13 million men have diabetes (11.8 percent of men 20 and older) 12.6 million women have diabetes (10.8 percent of women 20 and older)
25.6 million Americans 20 and older have diabetes (11.3 percent of age group) 10.9 million Americans 65 and older have diabetes (26.9 percent of age group) 215,000 Americans younger than age 20 have diabetes, predominantly type 1 (less than 1 percent of age group)

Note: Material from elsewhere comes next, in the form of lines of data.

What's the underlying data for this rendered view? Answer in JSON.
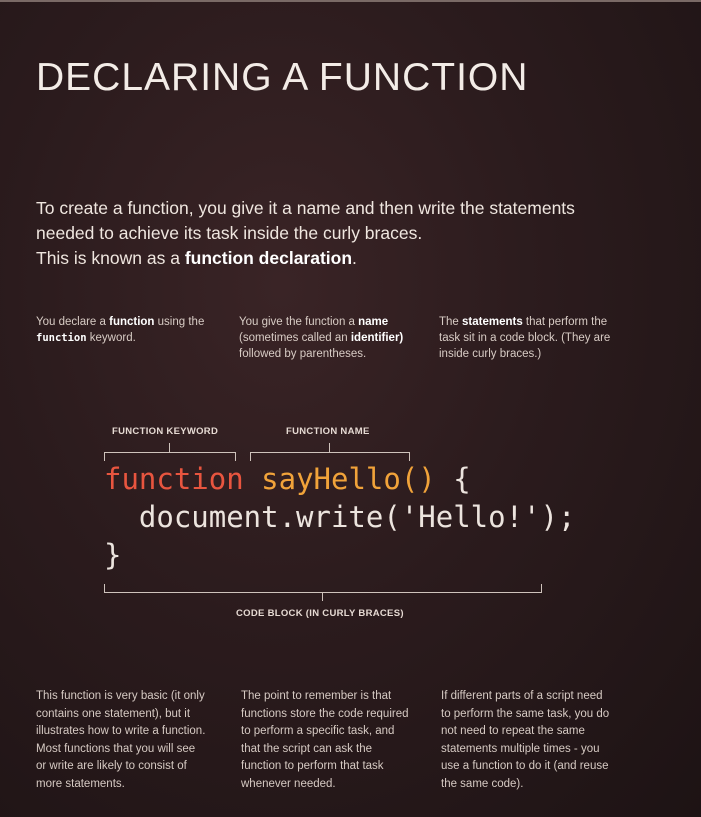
{
  "title": "DECLARING A FUNCTION",
  "intro": {
    "line1": "To create a function, you give it a name and then write the statements",
    "line2": "needed to achieve its task inside the curly braces.",
    "line3_prefix": "This is known as a ",
    "line3_bold": "function declaration",
    "line3_suffix": "."
  },
  "notes": {
    "col1": {
      "t1": "You declare a ",
      "b1": "function",
      "t2": " using the ",
      "code": "function",
      "t3": " keyword."
    },
    "col2": {
      "t1": "You give the function a ",
      "b1": "name",
      "t2": " (sometimes called an ",
      "b2": "identifier)",
      "t3": " followed by parentheses."
    },
    "col3": {
      "t0": "The ",
      "b1": "statements",
      "t1": " that perform the task sit in a code block. (They are inside curly braces.)"
    }
  },
  "labels": {
    "keyword": "FUNCTION KEYWORD",
    "name": "FUNCTION NAME",
    "block": "CODE BLOCK (IN CURLY BRACES)"
  },
  "code": {
    "keyword": "function",
    "name": "sayHello()",
    "open_brace": " {",
    "line2": "  document.write('Hello!');",
    "close_brace": "}"
  },
  "bottom": {
    "col1": "This function is very basic (it only contains one statement), but it illustrates how to write a function. Most functions that you will see or write are likely to consist of more statements.",
    "col2": "The point to remember is that functions store the code required to perform a specific task, and that the script can ask the function to perform that task whenever needed.",
    "col3": "If different parts of a script need to perform the same task, you do not need to repeat the same statements multiple times - you use a function to do it (and reuse the same code)."
  }
}
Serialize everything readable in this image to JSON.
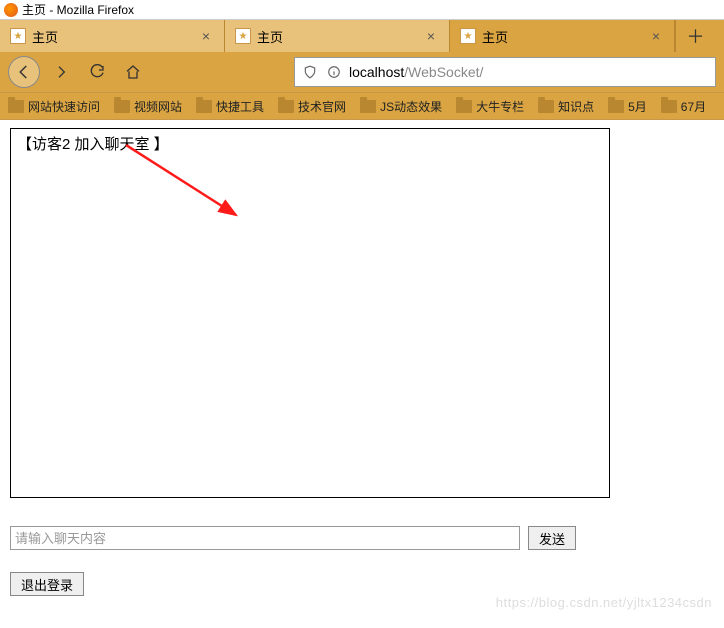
{
  "window": {
    "title": "主页 - Mozilla Firefox"
  },
  "tabs": [
    {
      "title": "主页",
      "active": false
    },
    {
      "title": "主页",
      "active": false
    },
    {
      "title": "主页",
      "active": true
    }
  ],
  "url": {
    "host": "localhost",
    "path": "/WebSocket/"
  },
  "bookmarks": [
    {
      "label": "网站快速访问"
    },
    {
      "label": "视频网站"
    },
    {
      "label": "快捷工具"
    },
    {
      "label": "技术官网"
    },
    {
      "label": "JS动态效果"
    },
    {
      "label": "大牛专栏"
    },
    {
      "label": "知识点"
    },
    {
      "label": "5月"
    },
    {
      "label": "67月"
    }
  ],
  "chat": {
    "messages": [
      "【访客2 加入聊天室 】"
    ],
    "input_placeholder": "请输入聊天内容",
    "send_label": "发送",
    "logout_label": "退出登录"
  },
  "watermark": "https://blog.csdn.net/yjltx1234csdn"
}
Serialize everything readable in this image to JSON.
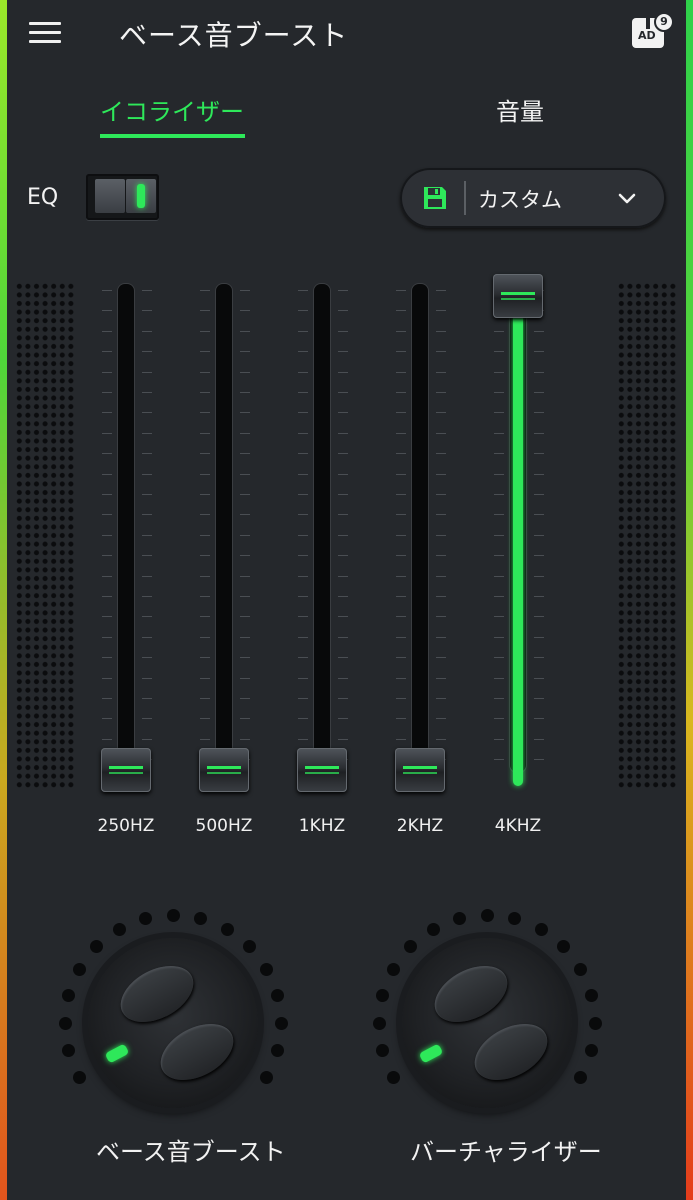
{
  "header": {
    "title": "ベース音ブースト",
    "ad_label": "AD",
    "ad_badge": "9"
  },
  "tabs": [
    {
      "label": "イコライザー",
      "active": true
    },
    {
      "label": "音量",
      "active": false
    }
  ],
  "eq": {
    "label": "EQ",
    "enabled": true
  },
  "preset": {
    "name": "カスタム"
  },
  "bands": [
    {
      "freq": "250HZ",
      "level": 0.0
    },
    {
      "freq": "500HZ",
      "level": 0.0
    },
    {
      "freq": "1KHZ",
      "level": 0.0
    },
    {
      "freq": "2KHZ",
      "level": 0.0
    },
    {
      "freq": "4KHZ",
      "level": 1.0
    }
  ],
  "dials": [
    {
      "label": "ベース音ブースト"
    },
    {
      "label": "バーチャライザー"
    }
  ],
  "colors": {
    "accent": "#2ee85a",
    "background": "#25282c"
  }
}
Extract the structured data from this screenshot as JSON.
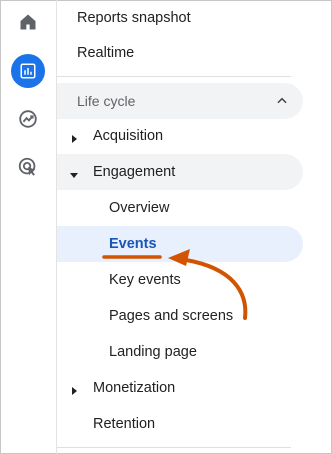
{
  "rail": {
    "icons": [
      {
        "name": "home-icon",
        "active": false
      },
      {
        "name": "reports-icon",
        "active": true
      },
      {
        "name": "explore-icon",
        "active": false
      },
      {
        "name": "advertising-icon",
        "active": false
      }
    ],
    "accent": "#1a73e8"
  },
  "nav": {
    "reports_snapshot": "Reports snapshot",
    "realtime": "Realtime",
    "section_title": "Life cycle",
    "acquisition": "Acquisition",
    "engagement": "Engagement",
    "engagement_items": [
      {
        "label": "Overview"
      },
      {
        "label": "Events"
      },
      {
        "label": "Key events"
      },
      {
        "label": "Pages and screens"
      },
      {
        "label": "Landing page"
      }
    ],
    "selected_item": "Events",
    "monetization": "Monetization",
    "retention": "Retention"
  },
  "annotation": {
    "arrow_color": "#d35400",
    "underline_color": "#d35400"
  }
}
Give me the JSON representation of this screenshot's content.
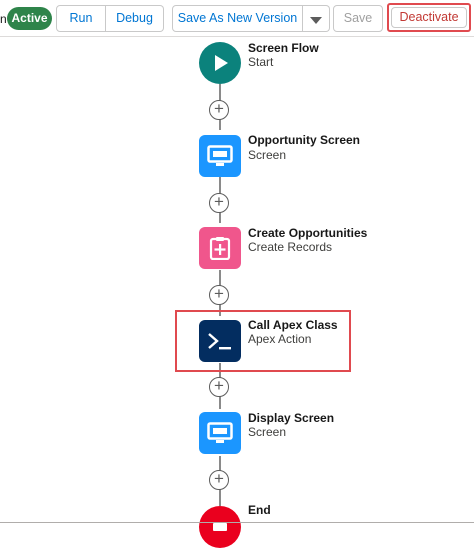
{
  "toolbar": {
    "cut_letter": "n",
    "status_badge": "Active",
    "run_label": "Run",
    "debug_label": "Debug",
    "save_as_new_version_label": "Save As New Version",
    "save_label": "Save",
    "deactivate_label": "Deactivate"
  },
  "flow": {
    "nodes": [
      {
        "title": "Screen Flow",
        "subtitle": "Start",
        "icon": "play-icon",
        "color": "#0b827c"
      },
      {
        "title": "Opportunity Screen",
        "subtitle": "Screen",
        "icon": "monitor-icon",
        "color": "#1b96ff"
      },
      {
        "title": "Create Opportunities",
        "subtitle": "Create Records",
        "icon": "clipboard-add-icon",
        "color": "#f0568c"
      },
      {
        "title": "Call Apex Class",
        "subtitle": "Apex Action",
        "icon": "terminal-icon",
        "color": "#032d60"
      },
      {
        "title": "Display Screen",
        "subtitle": "Screen",
        "icon": "monitor-icon",
        "color": "#1b96ff"
      },
      {
        "title": "End",
        "subtitle": "",
        "icon": "stop-icon",
        "color": "#ea001e"
      }
    ],
    "add_element_symbol": "+"
  },
  "colors": {
    "accent": "#0176d3",
    "active_badge": "#2e844a",
    "highlight": "#e04a4f"
  }
}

Non-Hispanic Whites: 10.2 percent of the adult population has diagnosed or undiagnosed diabetes (7.1 percent diagnosed, 3.1 percent undiagnosed). African-American: 18.7 percent of non-Hispanic black adults has diagnosed or undiagnosed diabetes (12.6 percent diagnosed, 6.1 percent undiagnosed). Hispanics/Latinos: 11.8 percent of the larger adult Hispanic/Latino population has diagnosed diabetes. Within the population, diabetes prevalence rates are 7.6 percent for Cubans and those from Central and South America, 13.3 percent for Mexican Americans, and 13.8 percent for Puerto Ricans. Asian Americans: 8.4 percent of the adult population has diagnosed diabetes. Native Americans: 16.1 percent of this population served by the Indian Health Service has diagnosed diabetes. However, the prevalence varies greatly by region from 5.5 percent among Alaska Natives to 33.5 percent of American Indians in southern Arizona.
Source: National Diabetes Education Program, NIDDK.
Gestational Diabetes & Possible Later Link to Heart Disease
A study released last month in the Journal of the American Heart Association found pregnant women might face an increased risk of early heart disease when they develop gestational diabetes, which usually disappears when the pregnancy ends.
The condition is known to increase the risk the mother will develop diabetes later and is managed with meal planning, activity and sometimes insulin or other medications. In the recently released 20-year study, researchers found that a history of gestational diabetes also might be a risk factor for early atherosclerosis in women during midlife before the onset of diabetes and metabolic diseases.
“Our research shows that just having a history of gestational diabetes elevates a woman’s risk of developing early, sub-clinical atherosclerosis before she develops type 2 diabetes or the metabolic syndrome,” said Erica P. Gunderson, PhD, MS, MPH, lead author of the study and senior research scientist in the Division of Research at Kaiser Permanente Northern California.
Researchers measured risk factors for heart disease before pregnancy among 898 women, ages 18-30, who later had one or more births. The women were periodically tested for diabetes and metabolic conditions before and after their pregnancies throughout the 20-year period. Carotid artery wall thickness was measured on average 12 years after pregnancy when women were ages 38-50. The study controlled for age, race, number of births and pre-pregnancy body mass index, plus fasting blood glucose, insulin, lipids, and blood pressure.
Participants were divided into women who developed gestational diabetes and those who didn’t. Overall, 119 women (13 percent) reported they had developed gestational diabetes (7.6 per 100 deliveries).
Carotid artery media thickness is an early measure of sub-clinical atherosclerosis and predicts heart attack and stroke in women. Researchers used ultrasound studies to image the carotid artery, with four measurements from the near and far wall thickness.
Among the women who did not go on to develop diabetes or the metabolic syndrome during the 20-year follow up, they found a 0.023 mm larger average carotid artery intima-media thickness in those who had gestational diabetes compared to those who didn’t, and the difference was not attributed to obesity or elevated glucose before pregnancy.
Gunderson said it’s important to recognize reproductive characteristics that might contribute to disease risk in women and could inform early prevention efforts.